Die wichtigste Kennzahl: Öffnung
Die Öffnung bestimmt, wie viel Licht dein Teleskop sammelt und wie fein es Details auflöst. Jede Verdopplung der Öffnung sammelt viermal so viel Licht. Für Mond und Planeten reichen 70–90 mm. Für helle Deep-Sky-Objekte mindestens 130 mm. Für schwächere Galaxien 200 mm oder mehr.
Werbeaussagen wie "600-fache Vergrößerung" sind irreführend. Die sinnvolle Maximalvergrößerung liegt bei etwa 2x der Öffnung in Millimetern. Ein 70-mm-Teleskop liefert maximal 140-fach ein brauchbares Bild.
Teleskopbauarten im Vergleich
| Typ | Öffnung/Preis | Vorteile | Nachteile |
|---|---|---|---|
| Refraktor (Linse) | Niedrig | Wartungsfrei, hoher Kontrast | Teuer pro mm Öffnung, Farbfehler |
| Newton-Reflektor | Hoch | Bestes Preis/Öffnung-Verhältnis | Justierung nötig, offen |
| Maksutov-Cassegrain | Mittel | Kompakt, geschlossen, hoher Kontrast | Lange Auskühlzeit, enges Feld |
| Schmidt-Cassegrain | Mittel–Hoch | Vielseitig, kompakt, Foto-tauglich | Teuer |
Montierungstypen erklärt
Azimutale Montierung: Schwenkt horizontal und vertikal, intuitiv. Gut für Einsteiger.
Dobson-Montierung: Spezielle azimutale Montierung auf Rockerbox. Extrem stabil und günstig. Beste Wahl für große Newton-Spiegel.
Parallaktische Montierung: Eine Achse auf den Himmelspol ausgerichtet.

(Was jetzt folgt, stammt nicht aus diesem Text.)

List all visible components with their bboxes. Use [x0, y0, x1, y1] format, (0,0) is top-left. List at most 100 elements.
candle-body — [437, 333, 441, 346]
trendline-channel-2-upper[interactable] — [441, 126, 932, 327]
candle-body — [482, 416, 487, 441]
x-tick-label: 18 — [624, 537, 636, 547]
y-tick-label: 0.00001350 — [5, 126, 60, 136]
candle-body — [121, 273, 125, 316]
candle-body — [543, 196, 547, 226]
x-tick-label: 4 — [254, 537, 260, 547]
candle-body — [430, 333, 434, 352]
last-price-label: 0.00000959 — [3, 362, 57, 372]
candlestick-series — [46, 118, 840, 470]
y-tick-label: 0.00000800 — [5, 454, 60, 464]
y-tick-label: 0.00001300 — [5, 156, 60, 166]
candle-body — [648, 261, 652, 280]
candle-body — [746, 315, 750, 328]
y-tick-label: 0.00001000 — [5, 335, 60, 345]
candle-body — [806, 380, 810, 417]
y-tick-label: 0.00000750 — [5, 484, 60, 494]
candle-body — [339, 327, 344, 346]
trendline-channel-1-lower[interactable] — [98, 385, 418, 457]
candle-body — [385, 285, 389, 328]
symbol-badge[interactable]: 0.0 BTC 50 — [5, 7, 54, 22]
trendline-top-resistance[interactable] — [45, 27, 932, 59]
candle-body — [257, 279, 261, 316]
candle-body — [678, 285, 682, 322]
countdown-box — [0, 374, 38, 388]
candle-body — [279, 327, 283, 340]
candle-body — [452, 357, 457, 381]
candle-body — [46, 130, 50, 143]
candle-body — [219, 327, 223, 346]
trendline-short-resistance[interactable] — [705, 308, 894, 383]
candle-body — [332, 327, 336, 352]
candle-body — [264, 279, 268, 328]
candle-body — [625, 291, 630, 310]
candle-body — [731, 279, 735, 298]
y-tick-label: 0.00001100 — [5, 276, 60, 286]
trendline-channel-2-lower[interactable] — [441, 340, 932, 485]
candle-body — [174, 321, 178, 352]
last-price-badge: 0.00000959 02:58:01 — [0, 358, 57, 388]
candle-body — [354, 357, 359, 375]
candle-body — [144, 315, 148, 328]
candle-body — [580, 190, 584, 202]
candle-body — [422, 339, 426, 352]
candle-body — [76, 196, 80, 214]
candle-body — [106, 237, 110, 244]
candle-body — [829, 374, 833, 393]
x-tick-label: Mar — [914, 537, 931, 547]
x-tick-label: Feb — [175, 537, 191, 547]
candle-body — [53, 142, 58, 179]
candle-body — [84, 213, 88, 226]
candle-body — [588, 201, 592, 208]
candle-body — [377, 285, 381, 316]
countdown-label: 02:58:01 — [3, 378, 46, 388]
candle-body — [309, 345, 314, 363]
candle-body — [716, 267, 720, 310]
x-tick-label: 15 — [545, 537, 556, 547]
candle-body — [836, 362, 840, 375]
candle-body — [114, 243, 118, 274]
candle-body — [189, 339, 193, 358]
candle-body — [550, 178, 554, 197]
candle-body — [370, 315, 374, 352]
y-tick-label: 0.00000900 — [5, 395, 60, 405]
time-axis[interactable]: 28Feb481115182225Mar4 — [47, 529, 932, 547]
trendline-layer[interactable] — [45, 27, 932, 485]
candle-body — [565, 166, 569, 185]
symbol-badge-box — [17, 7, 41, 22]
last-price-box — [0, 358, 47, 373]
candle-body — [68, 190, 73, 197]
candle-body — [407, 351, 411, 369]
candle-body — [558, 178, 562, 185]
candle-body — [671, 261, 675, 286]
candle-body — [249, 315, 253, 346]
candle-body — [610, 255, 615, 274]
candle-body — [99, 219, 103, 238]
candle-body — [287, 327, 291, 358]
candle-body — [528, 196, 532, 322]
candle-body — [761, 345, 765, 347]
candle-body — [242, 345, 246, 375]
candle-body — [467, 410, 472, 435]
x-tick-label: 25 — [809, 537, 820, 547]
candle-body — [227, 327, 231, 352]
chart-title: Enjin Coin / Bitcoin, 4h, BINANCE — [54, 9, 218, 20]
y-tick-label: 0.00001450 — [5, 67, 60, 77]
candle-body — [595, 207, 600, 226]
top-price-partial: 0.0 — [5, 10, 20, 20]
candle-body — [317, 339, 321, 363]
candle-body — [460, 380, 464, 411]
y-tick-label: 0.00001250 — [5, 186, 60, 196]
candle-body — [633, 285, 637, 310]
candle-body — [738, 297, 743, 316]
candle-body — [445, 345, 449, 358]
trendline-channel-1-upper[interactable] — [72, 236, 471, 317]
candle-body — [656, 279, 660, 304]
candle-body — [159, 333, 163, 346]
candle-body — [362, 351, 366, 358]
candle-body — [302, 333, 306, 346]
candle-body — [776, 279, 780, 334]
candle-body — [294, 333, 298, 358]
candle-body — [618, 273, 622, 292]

Motorisiert ermöglicht sie Astrofotografie. Komplex und schwerer.
Für visuelle Beobachtung investiere in einen Dobson. Für 400 Euro bekommst du 200 mm Öffnung, das mehr zeigt als ein 1.000-Euro-Refraktor.
Empfehlungen nach Budget
Bis 200 €: Heritage 130P (Sky-Watcher), kompakter 130-mm-Tischdobson. Zeigt Saturnringe, Jupiterbänder und helle Nebel.
200–400 €: Sky-Watcher Skyliner 200P, der Klassiker. 200 mm auf stabiler Rockerbox, zeigt hunderte Deep-Sky-Objekte.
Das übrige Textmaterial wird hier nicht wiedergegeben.